Il tema principale resta la valutazione dell’azionario, che al momento appare ancora l’asset class preferibile rispetto alle alternative, soprattutto rispetto a liquidità ed obbligazionario. Queste considerazioni relative al momento appaiono ancora fare premio su una valutazione delle azioni legata ad andamenti passati, che invece suggerirebbe cautela. Malgrado il continuo recupero azionario, i titoli a reddito fisso non appaiono ancora maturi per assumere posizioni esplicitamente corte o comunque di sottopeso perché, se ciò avvenisse senza basi fondamentali, come abbiamo sperimentato mesi addietro, le banche centrali sarebbero indotte ad agire per frenare il conseguente rialzo dei rendimenti, visto come concreta minaccia alla crescita.

In questo scenario, i prodotti di credito (obbligazioni societarie) sono attese comportarsi in modo simile all’azionario: un loro rally riduce il costo del debito per gli emittenti ed induce un miglioramento degli utili, che a sua volta migliora il profilo creditizio dell’emittente ed alimenta la domanda per il suo debito. Almeno in prima approssimazione, visto che può anche accadere che il restringimento degli spread alimenti invece il debito, peggiorando il profilo di rischio dell’emittente. Nella situazione attuale, il tentativo della Fed di sostituire gli acquisti dell’easing quantitativo con la politica di comunicazione della forward guidance appare destinato a non convincere completamente i mercati, a causa delle incoerenze temporali che incorpora, e quindi non dovrebbe riuscire ad impedire una tendenza rialzista dei rendimenti obbligazionari, che a sua volta eserciterebbe effetti negativi maggiori su debito e valute emergenti, in una riedizione, probabilmente meno violenta, di quanto accaduto nei mesi scorsi.

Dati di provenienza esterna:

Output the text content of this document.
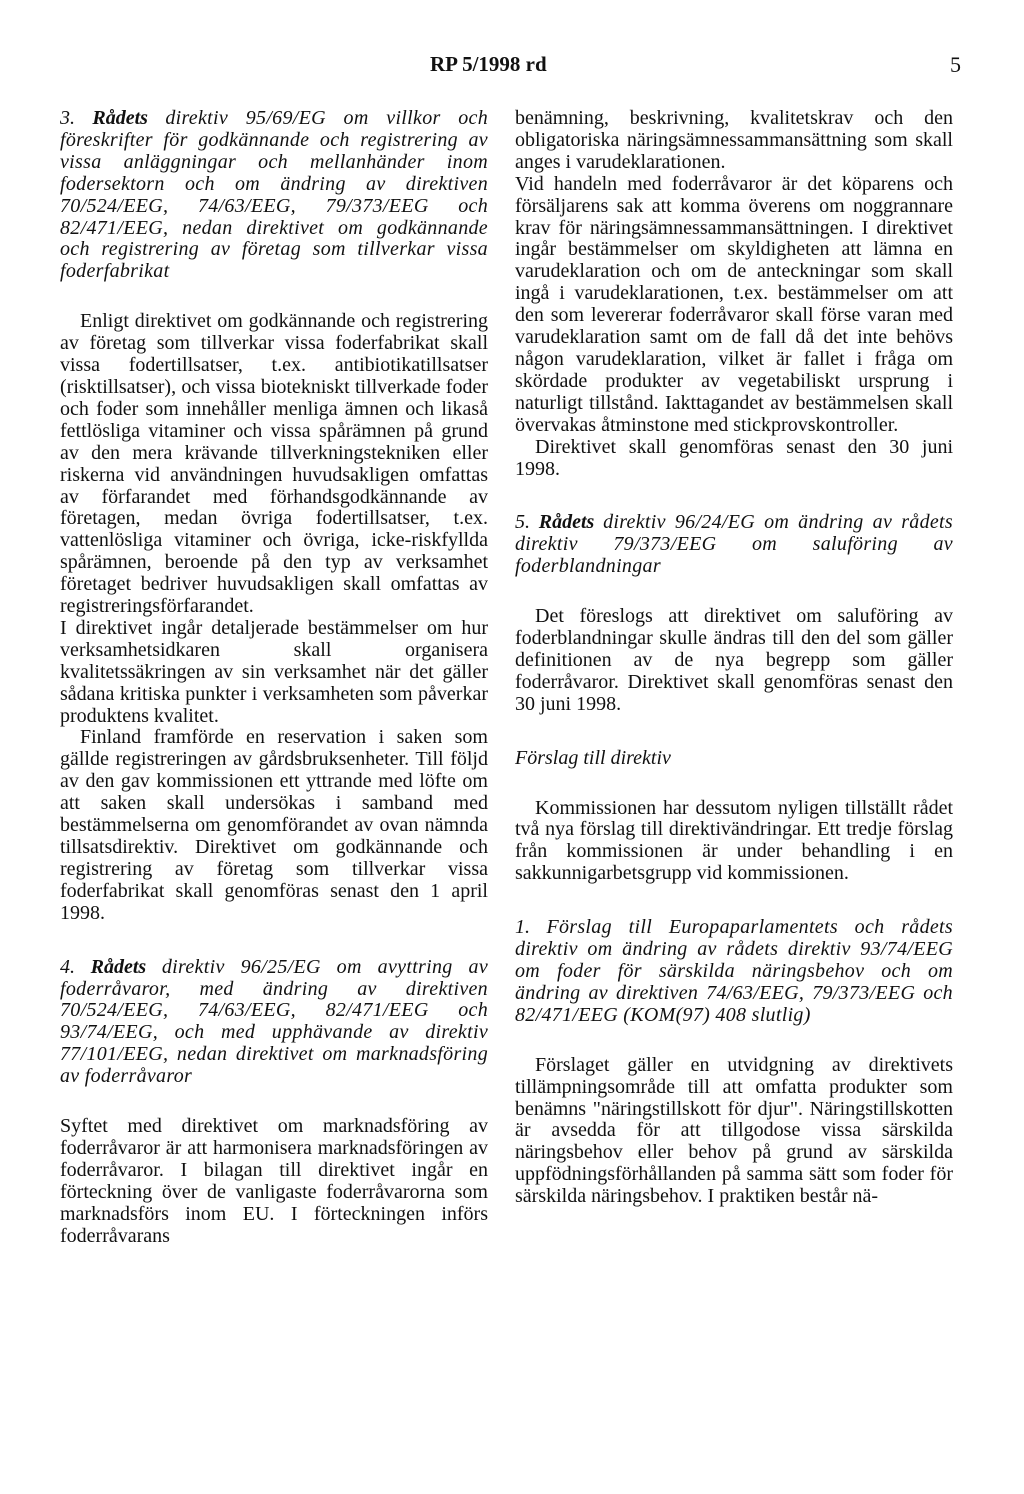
RP 5/1998 rd	5

3. Rådets direktiv 95/69/EG om villkor och föreskrifter för godkännande och registrering av vissa anläggningar och mellanhänder inom fodersektorn och om ändring av direktiven 70/524/EEG, 74/63/EEG, 79/373/EEG och 82/471/EEG, nedan direktivet om godkännande och registrering av företag som tillverkar vissa foderfabrikat

Enligt direktivet om godkännande och registrering av företag som tillverkar vissa foderfabrikat skall vissa fodertillsatser, t.ex. antibiotikatillsatser (risktillsatser), och vissa biotekniskt tillverkade foder och foder som innehåller menliga ämnen och likaså fettlösliga vitaminer och vissa spårämnen på grund av den mera krävande tillverkningstekniken eller riskerna vid användningen huvudsakligen omfattas av förfarandet med förhandsgodkännande av företagen, medan övriga fodertillsatser, t.ex. vattenlösliga vitaminer och övriga, icke-riskfyllda spårämnen, beroende på den typ av verksamhet företaget bedriver huvudsakligen skall omfattas av registreringsförfarandet.

I direktivet ingår detaljerade bestämmelser om hur verksamhetsidkaren skall organisera kvalitetssäkringen av sin verksamhet när det gäller sådana kritiska punkter i verksamheten som påverkar produktens kvalitet.

Finland framförde en reservation i saken som gällde registreringen av gårdsbruksenheter. Till följd av den gav kommissionen ett yttrande med löfte om att saken skall undersökas i samband med bestämmelserna om genomförandet av ovan nämnda tillsatsdirektiv. Direktivet om godkännande och registrering av företag som tillverkar vissa foderfabrikat skall genomföras senast den 1 april 1998.

4. Rådets direktiv 96/25/EG om avyttring av foderråvaror, med ändring av direktiven 70/524/EEG, 74/63/EEG, 82/471/EEG och 93/74/EEG, och med upphävande av direktiv 77/101/EEG, nedan direktivet om marknadsföring av foderråvaror

Syftet med direktivet om marknadsföring av foderråvaror är att harmonisera marknadsföringen av foderråvaror. I bilagan till direktivet ingår en förteckning över de vanligaste foderråvarorna som marknadsförs inom EU. I förteckningen införs foderråvarans

benämning, beskrivning, kvalitetskrav och den obligatoriska näringsämnessammansättning som skall anges i varudeklarationen.

Vid handeln med foderråvaror är det köparens och försäljarens sak att komma överens om noggrannare krav för näringsämnessammansättningen. I direktivet ingår bestämmelser om skyldigheten att lämna en varudeklaration och om de anteckningar som skall ingå i varudeklarationen, t.ex. bestämmelser om att den som levererar foderråvaror skall förse varan med varudeklaration samt om de fall då det inte behövs någon varudeklaration, vilket är fallet i fråga om skördade produkter av vegetabiliskt ursprung i naturligt tillstånd. Iakttagandet av bestämmelsen skall övervakas åtminstone med stickprovskontroller.

Direktivet skall genomföras senast den 30 juni 1998.

5. Rådets direktiv 96/24/EG om ändring av rådets direktiv 79/373/EEG om saluföring av foderblandningar

Det föreslogs att direktivet om saluföring av foderblandningar skulle ändras till den del som gäller definitionen av de nya begrepp som gäller foderråvaror. Direktivet skall genomföras senast den 30 juni 1998.

Förslag till direktiv

Kommissionen har dessutom nyligen tillställt rådet två nya förslag till direktivändringar. Ett tredje förslag från kommissionen är under behandling i en sakkunnigarbetsgrupp vid kommissionen.

1. Förslag till Europaparlamentets och rådets direktiv om ändring av rådets direktiv 93/74/EEG om foder för särskilda näringsbehov och om ändring av direktiven 74/63/EEG, 79/373/EEG och 82/471/EEG (KOM(97) 408 slutlig)

Förslaget gäller en utvidgning av direktivets tillämpningsområde till att omfatta produkter som benämns "näringstillskott för djur". Näringstillskotten är avsedda för att tillgodose vissa särskilda näringsbehov eller behov på grund av särskilda uppfödningsförhållanden på samma sätt som foder för särskilda näringsbehov. I praktiken består nä-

Sul mercato dei titoli di stato, il 2014 “promette” quindi rendimenti in aumento, soprattutto negli Stati Uniti e nel Regno Unito, a seguito di crescita ed avvio del tapering statunitense. La forward guidance di Fed e Bank of England dovrebbe tendere a frenare l’ascesa dei rendimenti ma, esercitando il massimo controllo sulla parte a breve termine della curva, non impedirà un irripidimento della medesima. In Eurozona, le pressioni disinflazionistiche dovrebbero supportare un atteggiamento ancora espansivo della Bce, che dovrebbe premiare soprattutto la periferia (Italia e Spagna).

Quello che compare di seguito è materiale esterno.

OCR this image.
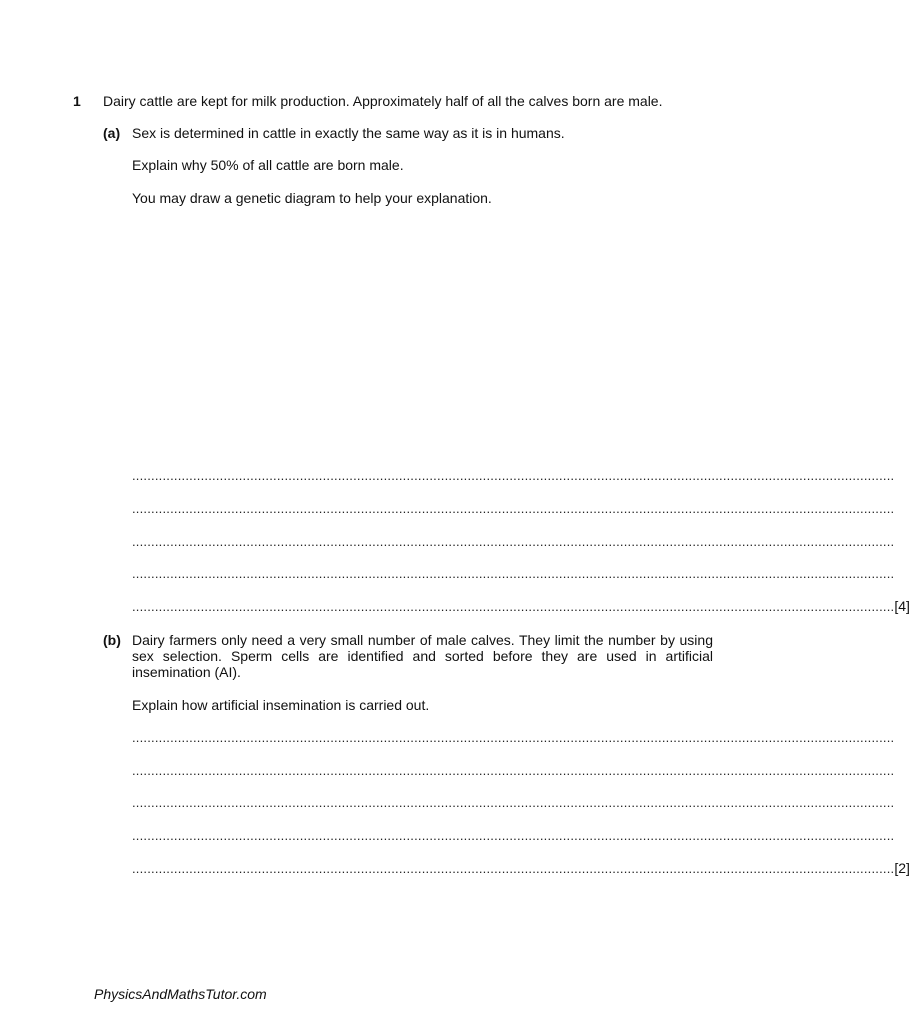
1 Dairy cattle are kept for milk production. Approximately half of all the calves born are male.
(a) Sex is determined in cattle in exactly the same way as it is in humans.
Explain why 50% of all cattle are born male.
You may draw a genetic diagram to help your explanation.
........................................................................................................................................................................................................
........................................................................................................................................................................................................
........................................................................................................................................................................................................
........................................................................................................................................................................................................
........................................................................................................................................................................................................ [4]
(b) Dairy farmers only need a very small number of male calves. They limit the number by using sex selection. Sperm cells are identified and sorted before they are used in artificial insemination (AI).
Explain how artificial insemination is carried out.
........................................................................................................................................................................................................
........................................................................................................................................................................................................
........................................................................................................................................................................................................
........................................................................................................................................................................................................
........................................................................................................................................................................................................ [2]
PhysicsAndMathsTutor.com
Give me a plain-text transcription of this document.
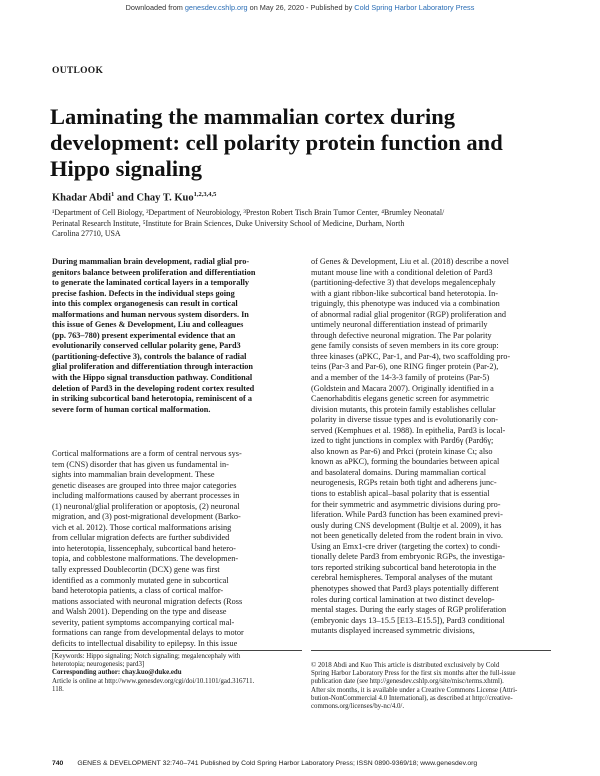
Downloaded from genesdev.cshlp.org on May 26, 2020 - Published by Cold Spring Harbor Laboratory Press
OUTLOOK
Laminating the mammalian cortex during development: cell polarity protein function and Hippo signaling
Khadar Abdi$^1$ and Chay T. Kuo$^{1,2,3,4,5}$
¹Department of Cell Biology, ²Department of Neurobiology, ³Preston Robert Tisch Brain Tumor Center, ⁴Brumley Neonatal/
Perinatal Research Institute, ⁵Institute for Brain Sciences, Duke University School of Medicine, Durham, North
Carolina 27710, USA
During mammalian brain development, radial glial pro-
genitors balance between proliferation and differentiation
to generate the laminated cortical layers in a temporally
precise fashion. Defects in the individual steps going
into this complex organogenesis can result in cortical
malformations and human nervous system disorders. In
this issue of Genes & Development, Liu and colleagues
(pp. 763–780) present experimental evidence that an
evolutionarily conserved cellular polarity gene, Pard3
(partitioning-defective 3), controls the balance of radial
glial proliferation and differentiation through interaction
with the Hippo signal transduction pathway. Conditional
deletion of Pard3 in the developing rodent cortex resulted
in striking subcortical band heterotopia, reminiscent of a
severe form of human cortical malformation.
Cortical malformations are a form of central nervous sys-
tem (CNS) disorder that has given us fundamental in-
sights into mammalian brain development. These
genetic diseases are grouped into three major categories
including malformations caused by aberrant processes in
(1) neuronal/glial proliferation or apoptosis, (2) neuronal
migration, and (3) post-migrational development (Barko-
vich et al. 2012). Those cortical malformations arising
from cellular migration defects are further subdivided
into heterotopia, lissencephaly, subcortical band hetero-
topia, and cobblestone malformations. The developmen-
tally expressed Doublecortin (DCX) gene was first
identified as a commonly mutated gene in subcortical
band heterotopia patients, a class of cortical malfor-
mations associated with neuronal migration defects (Ross
and Walsh 2001). Depending on the type and disease
severity, patient symptoms accompanying cortical mal-
formations can range from developmental delays to motor
deficits to intellectual disability to epilepsy. In this issue
of Genes & Development, Liu et al. (2018) describe a novel
mutant mouse line with a conditional deletion of Pard3
(partitioning-defective 3) that develops megalencephaly
with a giant ribbon-like subcortical band heterotopia. In-
triguingly, this phenotype was induced via a combination
of abnormal radial glial progenitor (RGP) proliferation and
untimely neuronal differentiation instead of primarily
through defective neuronal migration. The Par polarity
gene family consists of seven members in its core group:
three kinases (aPKC, Par-1, and Par-4), two scaffolding pro-
teins (Par-3 and Par-6), one RING finger protein (Par-2),
and a member of the 14-3-3 family of proteins (Par-5)
(Goldstein and Macara 2007). Originally identified in a
Caenorhabditis elegans genetic screen for asymmetric
division mutants, this protein family establishes cellular
polarity in diverse tissue types and is evolutionarily con-
served (Kemphues et al. 1988). In epithelia, Pard3 is local-
ized to tight junctions in complex with Pard6γ (Pard6γ;
also known as Par-6) and Prkci (protein kinase Cι; also
known as aPKC), forming the boundaries between apical
and basolateral domains. During mammalian cortical
neurogenesis, RGPs retain both tight and adherens junc-
tions to establish apical–basal polarity that is essential
for their symmetric and asymmetric divisions during pro-
liferation. While Pard3 function has been examined previ-
ously during CNS development (Bultje et al. 2009), it has
not been genetically deleted from the rodent brain in vivo.
Using an Emx1-cre driver (targeting the cortex) to condi-
tionally delete Pard3 from embryonic RGPs, the investiga-
tors reported striking subcortical band heterotopia in the
cerebral hemispheres. Temporal analyses of the mutant
phenotypes showed that Pard3 plays potentially different
roles during cortical lamination at two distinct develop-
mental stages. During the early stages of RGP proliferation
(embryonic days 13–15.5 [E13–E15.5]), Pard3 conditional
mutants displayed increased symmetric divisions,
[Keywords: Hippo signaling; Notch signaling; megalencephaly with
heterotopia; neurogenesis; pard3]
Corresponding author: chay.kuo@duke.edu
Article is online at http://www.genesdev.org/cgi/doi/10.1101/gad.316711.
118.
© 2018 Abdi and Kuo This article is distributed exclusively by Cold
Spring Harbor Laboratory Press for the first six months after the full-issue
publication date (see http://genesdev.cshlp.org/site/misc/terms.xhtml).
After six months, it is available under a Creative Commons License (Attri-
bution-NonCommercial 4.0 International), as described at http://creative-
commons.org/licenses/by-nc/4.0/.
740 GENES & DEVELOPMENT 32:740–741 Published by Cold Spring Harbor Laboratory Press; ISSN 0890-9369/18; www.genesdev.org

Sui mercati azionari, la settimana ha visto l’ennesimo massimo di ciclo, con gli indici globali ormai a pochi punti percentuali dal massimo storico di tutti i tempi, segnato a ottobre del 2007. L’azionario giapponese sovraperforma gli altri mercati su aspettative che la Bank of Japan annunci già a gennaio ulteriori misure di stimolo per compensare il percorso verso l’aumento di tre punti percentuali dell’Iva ed il rallentamento che ne conseguirà. Queste attese di ulteriore espansione monetaria, accoppiate al rialzo dell’inflazione oltre le attese visto nei dati pubblicati in settimana, eserciteranno una spinta rialzista sul mercato azionario, attraverso la ulteriore riduzione dei rendimenti reali. I mercati azionari emergenti hanno evidenziato in settimana una tendenza al moderato ribasso, mentre è proseguito il deflusso dai fondi specializzati. Il Brasile in particolare appare destinato a soffrire per i continui rialzi dei tassi ufficiali d’interesse, nel tentativo di piegare un’inflazione piuttosto cocciuta.

Sul mercato dei cambi, la settimana ha visto un rafforzamento dell’euro contro dollaro, anche a causa del progressivo restringimento delle condizioni di liquidità del mercato monetario dell’Eurozona, a cui la Bce dovrà rispondere per evitare ulteriori pressioni disinflazionistiche e freno alla ripresa. Il 2014 dovrebbe vedere un rafforzamento del dollaro contro il blocco delle valute emergenti, agevolato dalla riduzione del differenziale di crescita e dall’avvio della normalizzazione della politica monetaria.

In settimana, materie prime in lieve ribasso, guidato dal petrolio WTI, che si trova oggi ben 18 dollari al barile sotto il Brent. I due benchmark petroliferi sono sempre più decorrelati per effetto della crescente produzione di Stati Uniti e Canada, che causa colli di bottiglia e scorte in forte aumento nelle raffinerie del Midwest statunitense, dove il WTI viene prezzato. Per contro, il Brent viene prezzato sulla base di elementi “normali” di domanda ed offerta mondiale. Da qui l’ampia e crescente divergenza tra i due tipi di greggio.